Qui veut transférer les blessés libyens traités en Tunisie, en Europe ?
Le monde entier qui a admiré la solidarité du peuple tunisien à l’égard de nos frères libyens aura-t-il la même haute idée de la prise en charge des blessés libyens par nos cliniques ? Examinons d’abord les faits. C’est un prix très fort que paye le peuple libyen pour s’affranchir du régime de Kadhafi, les affrontements ayant fait pas moins de 30 000 morts et 50 000 blessés. Un grand nombre, parmi ces blessés, ont été évacués sur la Tunisie où 70 cliniques ont assuré leur prise en charge, en appui à des formations hospitalières publiques. L’ensemble de la facture s’est élevé jusque-là à 18 MD et des retards de paiement, compréhensibles, ont été enregistrés, mettant certaines cliniques à rude épreuve.
A présent, la situation se débloque. Une première enveloppe de 10 MD vient d’être allouée pour procéder aux règlements. Voilà donc, pour les finances, mais, la question la plus importante est ailleurs. Sans nul doute, les équipes médicales tunisiennes, ainsi que les paramédicaux et le personnel des cliniques tunisiennes se dévouent avec compétence et fraternité au chevet des patients libyens, entourant également leurs familles de beaucoup d’attention. Tous comprennent leur situation si délicate, tiennent compte des spécificités de cette clientèle et essayent de faire de leur mieux. Evidemment, des insatisfactions sont inévitables : les patients souffrent le martyre et leurs familles, bien affectées, attendent impatiemment leur guérison.
Parfois, les voies de l’espoir ne sont pas toutes ouvertes et c’est là que s’engouffrent les intermédiaires, pas toujours désintéressés, pour recommander une évacuation sur l’Europe. Au grand bonheur de certains, 1 milliard de dollars américains, prélevés sur les avoirs libyens gelés par la résolution 1973 du Conseil de Sécurité, sont d’ores et déjà alloués pour le soin des blessés dans cinq pays européens. Il s’agit de la France, l’Allemagne, l’Italie, l’Espagne et le Royaume Uni. Des commissions médicales libyennes ont été constituées pour examiner les dossiers des blessés actuellement traités en Tunisie afin de se prononcer sur les cas prioritaires. Selon M. Abdelhafidh Ghouka, vice-président du Conseil national de transition libyen (CNT), qui, d’ailleurs ne tarit pas d’éloges sur la prise en charge médicale tunisienne, plusieurs dizaines seront orientés vers l’Europe.
Plusieurs questions se posent à ce niveau : nos cliniques et équipes sont-elles incapables de traiter tous ces cas ? Certes, des complications extrêmes exigeraient, selon les diagnostics, une prise en charge dans des unités ultra-spécialisées en Europe. Mais, il faut reconnaître que nous avons manqué de réactivité. Au vu des difficultés d’obtention des visas pour les patients et leurs familles, des coûts élevés de soins et de séjour et aux barrières linguistiques, nous aurions dû redoubler d'efforts pour assurer la prise en charge en Tunisie du plus grand nombre possible dans nos unités, quitte à faire appel, en cas d’extrême besoin, des spécialistes étrangers en renfort.

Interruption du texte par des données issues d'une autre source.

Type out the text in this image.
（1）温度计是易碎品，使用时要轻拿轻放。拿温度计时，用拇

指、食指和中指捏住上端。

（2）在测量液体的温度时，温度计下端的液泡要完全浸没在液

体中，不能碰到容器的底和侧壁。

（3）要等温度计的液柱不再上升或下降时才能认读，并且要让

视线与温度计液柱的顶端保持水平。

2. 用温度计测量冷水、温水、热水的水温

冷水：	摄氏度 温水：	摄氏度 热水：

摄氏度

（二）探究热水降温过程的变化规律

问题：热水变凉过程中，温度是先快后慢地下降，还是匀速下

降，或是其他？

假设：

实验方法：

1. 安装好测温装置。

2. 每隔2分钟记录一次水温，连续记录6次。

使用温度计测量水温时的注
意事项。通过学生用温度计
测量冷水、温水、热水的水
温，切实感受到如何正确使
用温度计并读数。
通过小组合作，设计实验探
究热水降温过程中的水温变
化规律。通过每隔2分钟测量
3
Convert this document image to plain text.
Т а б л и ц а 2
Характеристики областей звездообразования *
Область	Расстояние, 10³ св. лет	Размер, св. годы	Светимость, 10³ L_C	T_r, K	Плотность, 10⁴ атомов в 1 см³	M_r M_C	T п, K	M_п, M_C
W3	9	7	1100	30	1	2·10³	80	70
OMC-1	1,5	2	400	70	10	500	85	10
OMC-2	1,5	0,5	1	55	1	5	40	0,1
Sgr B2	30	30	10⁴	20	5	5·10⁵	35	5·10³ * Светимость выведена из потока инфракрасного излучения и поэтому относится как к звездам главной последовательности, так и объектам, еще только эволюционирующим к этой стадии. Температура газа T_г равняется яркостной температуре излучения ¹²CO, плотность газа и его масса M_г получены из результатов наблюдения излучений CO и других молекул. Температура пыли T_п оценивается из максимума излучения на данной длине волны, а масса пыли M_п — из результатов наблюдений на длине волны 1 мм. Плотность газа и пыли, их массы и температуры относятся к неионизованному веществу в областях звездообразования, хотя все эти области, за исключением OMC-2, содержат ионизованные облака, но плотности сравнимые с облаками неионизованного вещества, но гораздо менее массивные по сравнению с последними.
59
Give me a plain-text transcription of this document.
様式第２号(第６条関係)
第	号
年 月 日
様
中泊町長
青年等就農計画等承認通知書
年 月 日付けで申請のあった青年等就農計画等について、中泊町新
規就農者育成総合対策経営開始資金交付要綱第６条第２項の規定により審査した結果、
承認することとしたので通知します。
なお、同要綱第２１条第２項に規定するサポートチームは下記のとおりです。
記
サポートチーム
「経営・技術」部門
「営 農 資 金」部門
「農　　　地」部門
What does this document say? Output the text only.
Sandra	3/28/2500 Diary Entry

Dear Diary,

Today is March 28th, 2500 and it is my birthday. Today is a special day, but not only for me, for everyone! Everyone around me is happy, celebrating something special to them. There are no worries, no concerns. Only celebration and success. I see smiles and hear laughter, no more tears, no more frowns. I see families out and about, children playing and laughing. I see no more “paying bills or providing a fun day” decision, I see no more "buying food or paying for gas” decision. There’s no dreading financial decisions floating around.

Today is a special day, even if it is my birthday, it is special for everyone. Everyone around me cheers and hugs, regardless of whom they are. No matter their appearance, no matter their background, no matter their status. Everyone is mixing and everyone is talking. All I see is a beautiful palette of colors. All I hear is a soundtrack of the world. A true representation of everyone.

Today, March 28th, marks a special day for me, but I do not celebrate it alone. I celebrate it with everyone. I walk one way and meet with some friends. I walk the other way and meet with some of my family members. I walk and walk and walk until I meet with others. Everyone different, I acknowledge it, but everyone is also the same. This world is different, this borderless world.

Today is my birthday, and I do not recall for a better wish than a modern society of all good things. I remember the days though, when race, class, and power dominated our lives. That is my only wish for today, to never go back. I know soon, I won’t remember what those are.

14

Certains vont jusqu’à dire, que de concert avec les autorités libyennes, on aurait pu envisager la mise en place d’un dispositif opérationnel renforcé, se doter d’équipements complémentaires, si nécessaires et offrir les meilleurs soins possibles. Il n’est certainement pas trop tard pour y procéder. La solidarité tuniso-libyenne, unanimement saluée, doit se poursuivre et se renforcer, sur tous les plans, notamment, celui de la santé. D'ailleurs, toutes les parties y trouveraient leur compte. Le gouvernement libyen ferait des économies substantielles qui vont du simple au décuple, les blessés bénéficieront de la proximité géographique et d'un environnement humain qui leur est familier, ce qui est loin d'être négligeable quand on sait l'importance du facteur psychologique dans de tels cas et nos cliniques pourront fonctionner à plein régime.